Profession de Foi

4 avril 2017

Du latin professio « action de déclarer ouvertement et publiquement ». Vers 12 ans, au cours d’une messe, les enfants baptisés et ayant fait leur première communion confessent leur foi en présence de leurs familles. La profession de foi n’est pas un sacrement, mais une étape vers une foi plus personnelle. C’est aussi une fête familiale.

Histoire de la Profession de foi

Dans les années cinquante, on vise à situer la Profession de foi dans son rapport au sacrement du baptême et à celui de la communion et dans son rite liturgique et communautaire.

C’est à partir des années 50 que l’on commence à situer la profession de foi dans son rapport au baptême et à la communauté. En Occident, jusqu’au XIIe siècle, baptême et première communion étaient reçus simultanément. À la suite du 4e concile du Latran (1215), qui reporte la première communion à « l’âge de discrétion », la première communion se voit retardée à l’âge de 7 ou 12 ans, voire plus tard encore.

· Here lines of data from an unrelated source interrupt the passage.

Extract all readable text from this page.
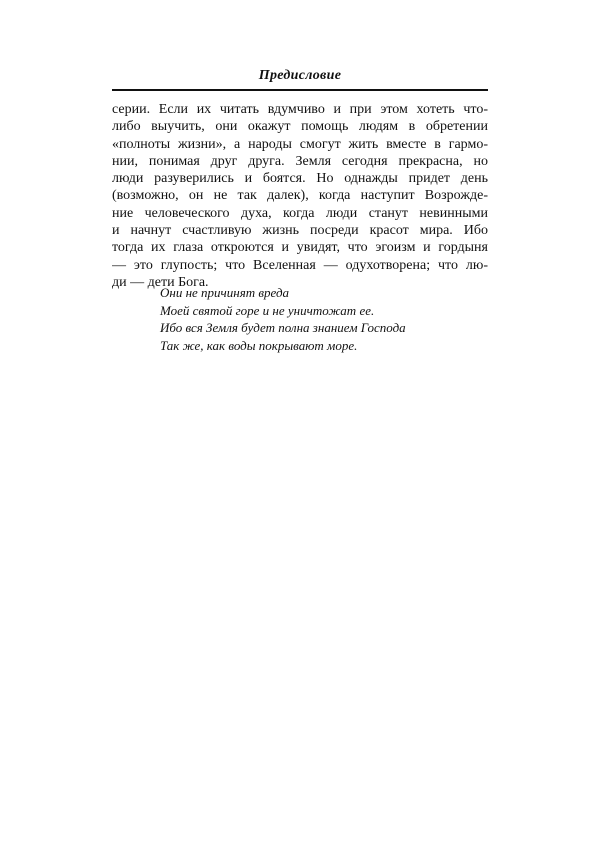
Предисловие
серии. Если их читать вдумчиво и при этом хотеть что-
либо выучить, они окажут помощь людям в обретении
«полноты жизни», а народы смогут жить вместе в гармо-
нии, понимая друг друга. Земля сегодня прекрасна, но
люди разуверились и боятся. Но однажды придет день
(возможно, он не так далек), когда наступит Возрожде-
ние человеческого духа, когда люди станут невинными
и начнут счастливую жизнь посреди красот мира. Ибо
тогда их глаза откроются и увидят, что эгоизм и гордыня
— это глупость; что Вселенная — одухотворена; что лю-
ди — дети Бога.
Они не причинят вреда
Моей святой горе и не уничтожат ее.
Ибо вся Земля будет полна знанием Господа
Так же, как воды покрывают море.
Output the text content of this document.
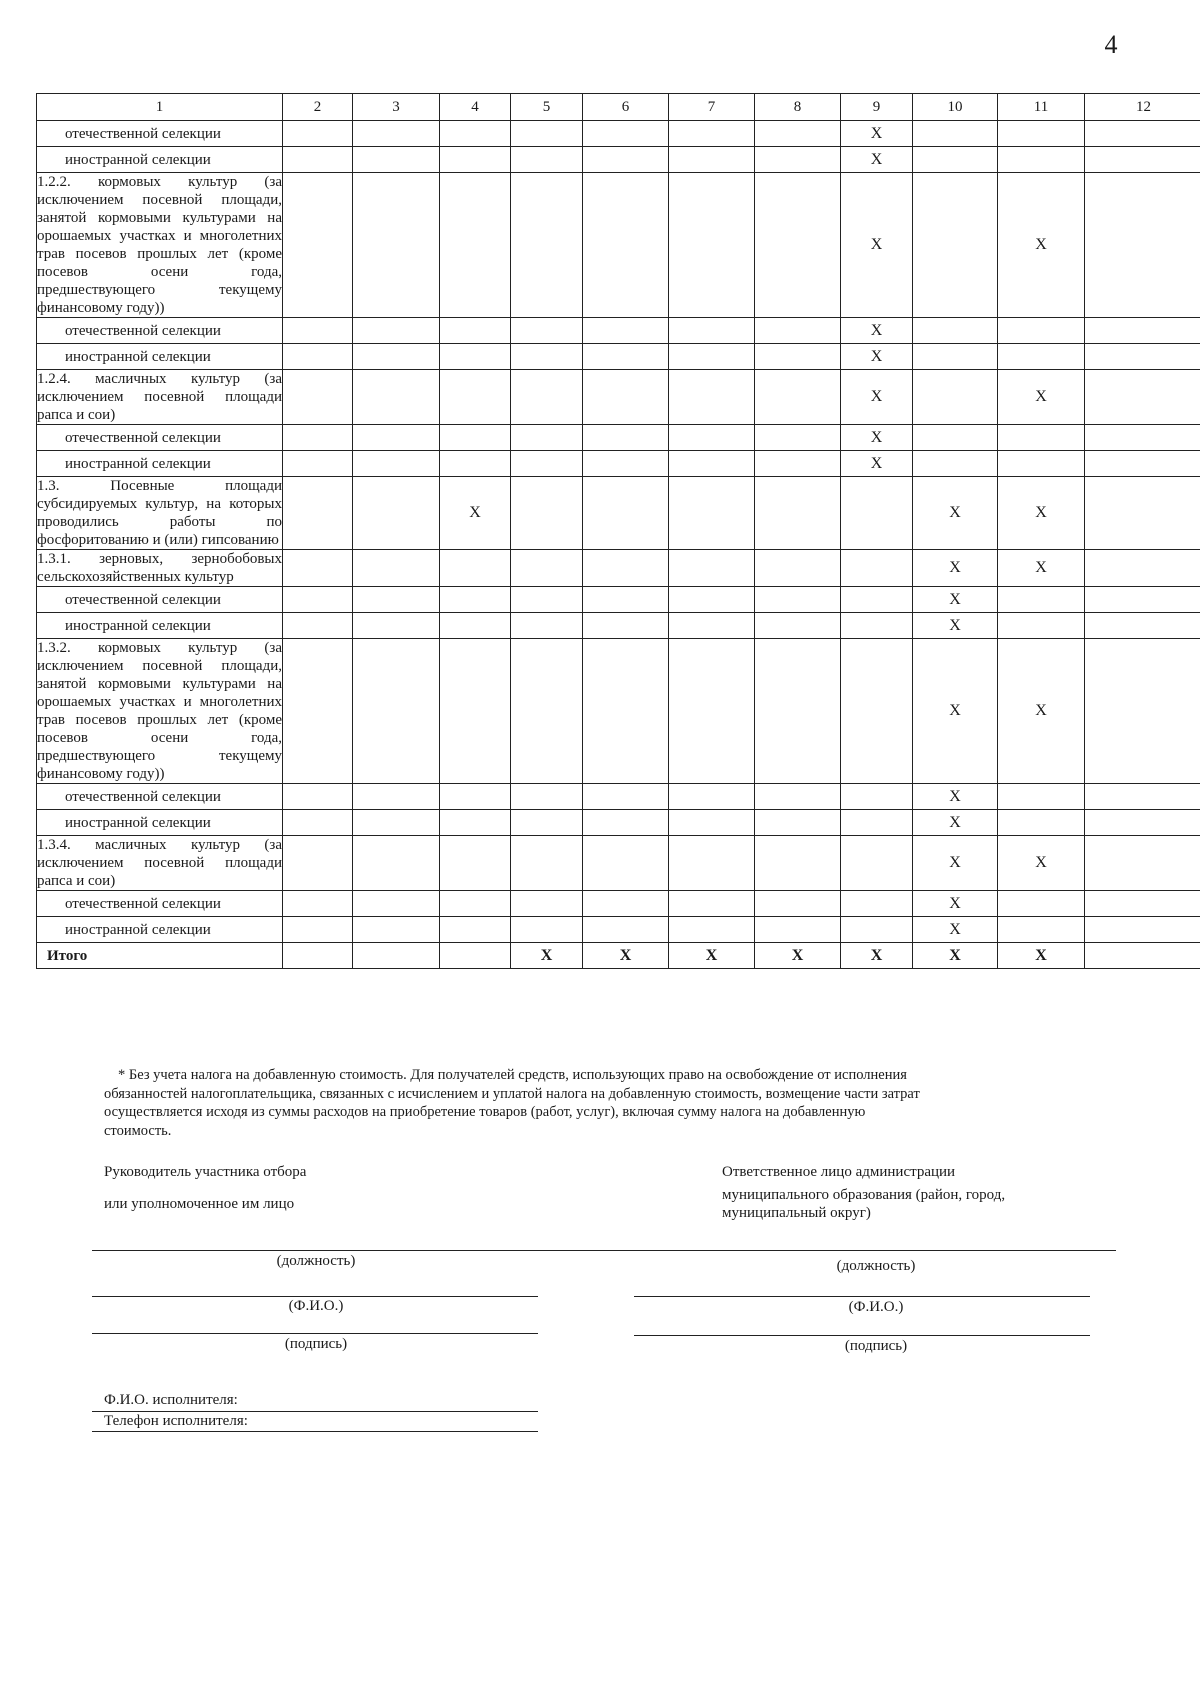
4
1	2	3	4	5	6	7	8	9	10	11	12
отечественной селекции								X			
иностранной селекции								X			
1.2.2. кормовых культур (за исключением посевной площади, занятой кормовыми культурами на орошаемых участках и многолетних трав посевов прошлых лет (кроме посевов осени года, предшествующего текущему финансовому году))								X		X	
отечественной селекции								X			
иностранной селекции								X			
1.2.4. масличных культур (за исключением посевной площади рапса и сои)								X		X	
отечественной селекции								X			
иностранной селекции								X			
1.3. Посевные площади субсидируемых культур, на которых проводились работы по фосфоритованию и (или) гипсованию			X						X	X	
1.3.1. зерновых, зернобобовых сельскохозяйственных культур									X	X	
отечественной селекции									X		
иностранной селекции									X		
1.3.2. кормовых культур (за исключением посевной площади, занятой кормовыми культурами на орошаемых участках и многолетних трав посевов прошлых лет (кроме посевов осени года, предшествующего текущему финансовому году))									X	X	
отечественной селекции									X		
иностранной селекции									X		
1.3.4. масличных культур (за исключением посевной площади рапса и сои)									X	X	
отечественной селекции									X		
иностранной селекции									X		
Итого				X	X	X	X	X	X	X	
* Без учета налога на добавленную стоимость. Для получателей средств, использующих право на освобождение от исполнения обязанностей налогоплательщика, связанных с исчислением и уплатой налога на добавленную стоимость, возмещение части затрат осуществляется исходя из суммы расходов на приобретение товаров (работ, услуг), включая сумму налога на добавленную стоимость.
Руководитель участника отбора
или уполномоченное им лицо
Ответственное лицо администрации
муниципального образования (район, город,
муниципальный округ)
(должность)	(должность)
(Ф.И.О.)	(Ф.И.О.)
(подпись)	(подпись)
Ф.И.О. исполнителя:
Телефон исполнителя:
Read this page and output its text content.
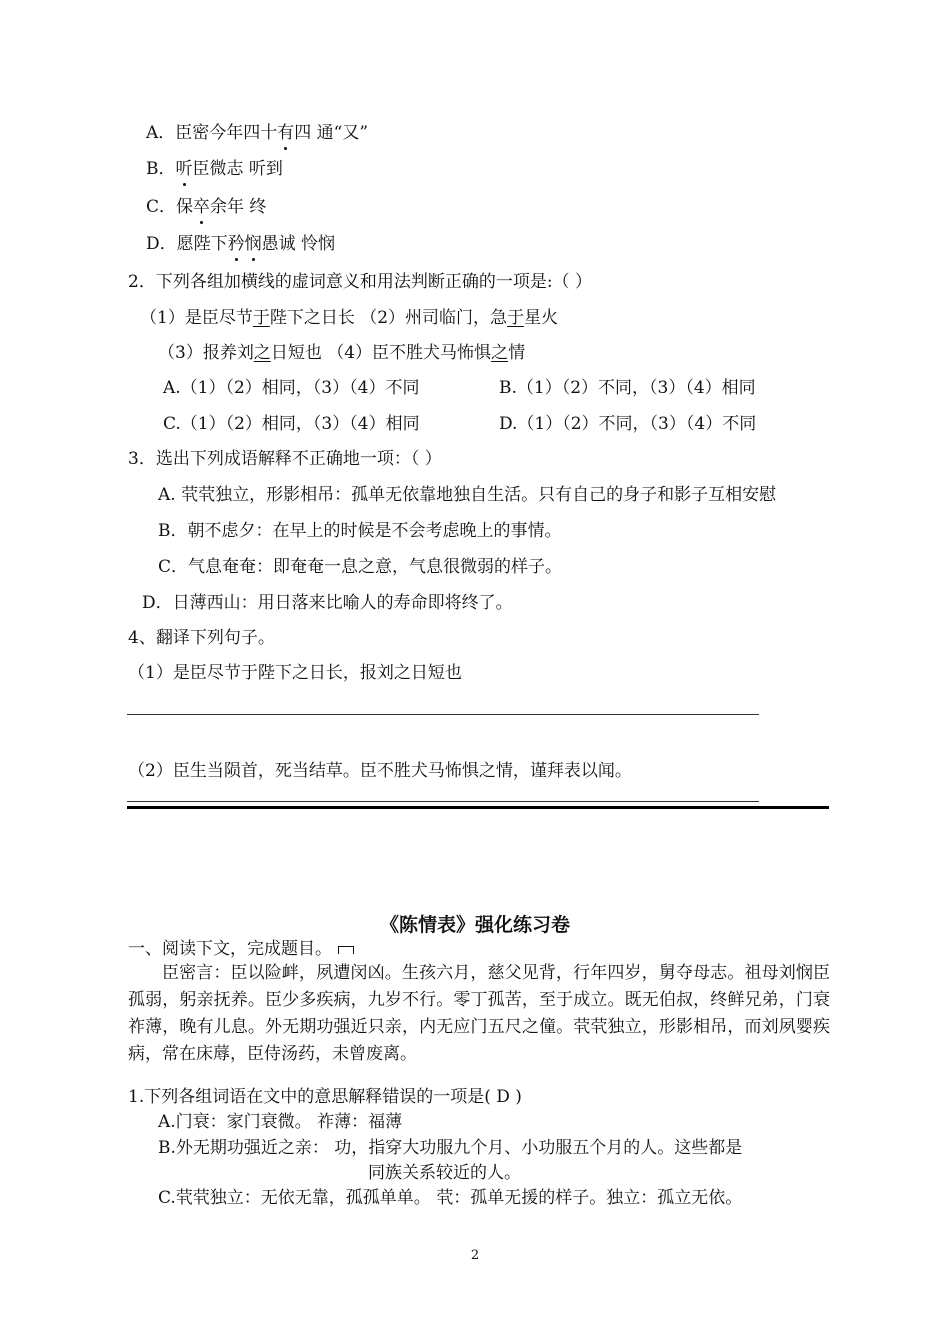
A．臣密今年四十有四 通“又”
B．听臣微志 听到
C．保卒余年 终
D．愿陛下矜悯愚诚 怜悯
2．下列各组加横线的虚词意义和用法判断正确的一项是:（ ）
（1）是臣尽节于陛下之日长 （2）州司临门，急于星火
（3）报养刘之日短也 （4）臣不胜犬马怖惧之情
A.（1）（2）相同，（3）（4）不同	B.（1）（2）不同，（3）（4）相同
C.（1）（2）相同，（3）（4）相同	D.（1）（2）不同，（3）（4）不同
3．选出下列成语解释不正确地一项：（ ）
A. 茕茕独立，形影相吊：孤单无依靠地独自生活。只有自己的身子和影子互相安慰
B．朝不虑夕：在早上的时候是不会考虑晚上的事情。
C．气息奄奄：即奄奄一息之意，气息很微弱的样子。
D．日薄西山：用日落来比喻人的寿命即将终了。
4、翻译下列句子。
（1）是臣尽节于陛下之日长，报刘之日短也
（2）臣生当陨首，死当结草。臣不胜犬马怖惧之情，谨拜表以闻。
《陈情表》强化练习卷
一、阅读下文，完成题目。
臣密言：臣以险衅，夙遭闵凶。生孩六月，慈父见背，行年四岁，舅夺母志。祖母刘悯臣孤弱，躬亲抚养。臣少多疾病，九岁不行。零丁孤苦，至于成立。既无伯叔，终鲜兄弟，门衰祚薄，晚有儿息。外无期功强近只亲，内无应门五尺之僮。茕茕独立，形影相吊，而刘夙婴疾病，常在床蓐，臣侍汤药，未曾废离。
1.下列各组词语在文中的意思解释错误的一项是( D )
A.门衰：家门衰微。 祚薄：福薄
B.外无期功强近之亲： 功，指穿大功服九个月、小功服五个月的人。这些都是
同族关系较近的人。
C.茕茕独立：无依无靠，孤孤单单。 茕：孤单无援的样子。独立：孤立无依。
2
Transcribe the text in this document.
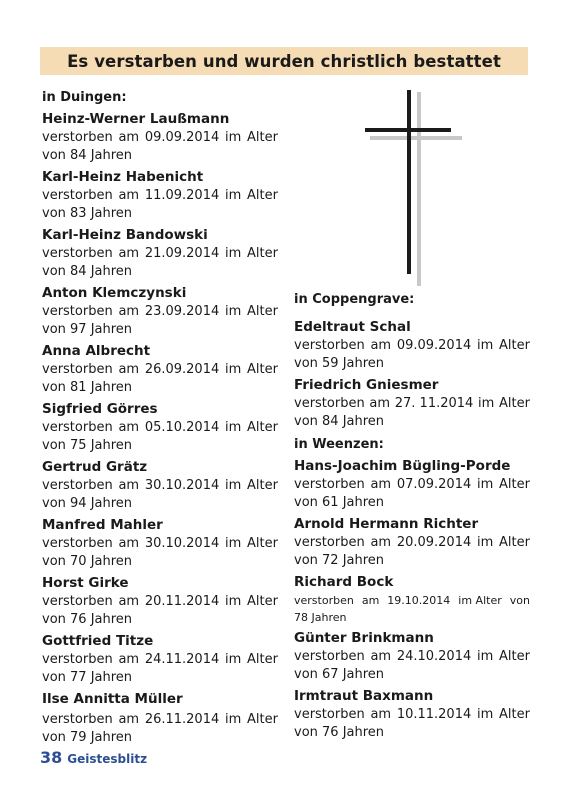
Es verstarben und wurden christlich bestattet
in Duingen:
Heinz-Werner Laußmann
verstorben am 09.09.2014 im Alter
von 84 Jahren
Karl-Heinz Habenicht
verstorben am 11.09.2014 im Alter
von 83 Jahren
Karl-Heinz Bandowski
verstorben am 21.09.2014 im Alter
von 84 Jahren
Anton Klemczynski
verstorben am 23.09.2014 im Alter
von 97 Jahren
Anna Albrecht
verstorben am 26.09.2014 im Alter
von 81 Jahren
Sigfried Görres
verstorben am 05.10.2014 im Alter
von 75 Jahren
Gertrud Grätz
verstorben am 30.10.2014 im Alter
von 94 Jahren
Manfred Mahler
verstorben am 30.10.2014 im Alter
von 70 Jahren
Horst Girke
verstorben am 20.11.2014 im Alter
von 76 Jahren
Gottfried Titze
verstorben am 24.11.2014 im Alter
von 77 Jahren
Ilse Annitta Müller
verstorben am 26.11.2014 im Alter
von 79 Jahren
in Coppengrave:
Edeltraut Schal
verstorben am 09.09.2014 im Alter
von 59 Jahren
Friedrich Gniesmer
verstorben am 27. 11.2014 im Alter
von 84 Jahren
in Weenzen:
Hans-Joachim Bügling-Porde
verstorben am 07.09.2014 im Alter
von 61 Jahren
Arnold Hermann Richter
verstorben am 20.09.2014 im Alter
von 72 Jahren
Richard Bock
verstorben am 19.10.2014 im Alter von
78 Jahren
Günter Brinkmann
verstorben am 24.10.2014 im Alter
von 67 Jahren
Irmtraut Baxmann
verstorben am 10.11.2014 im Alter
von 76 Jahren
38 Geistesblitz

« Alors qu’avant, les sacrements de l’initiation chrétienne faisaient la maturité spirituelle, désormais c’est la capacité de discernement qui donne accès à la communion », explique le P. Jean-Paul Russeil, professeur de théologie à Poitiers et collaborateur d’un excellent dossier (1) sur le sujet.

Première communion

Avec le concile de Trente (1545-1563), la première communion est solennisée, sous l’influence notamment de saint Vincent de Paul. Les enfants y sont préparés, ce qui permet d’édifier aussi les parents. À partir de la seconde moitié du XVIIe siècle et jusqu’en 1910, la première communion devient ainsi une véritable tradition culturelle.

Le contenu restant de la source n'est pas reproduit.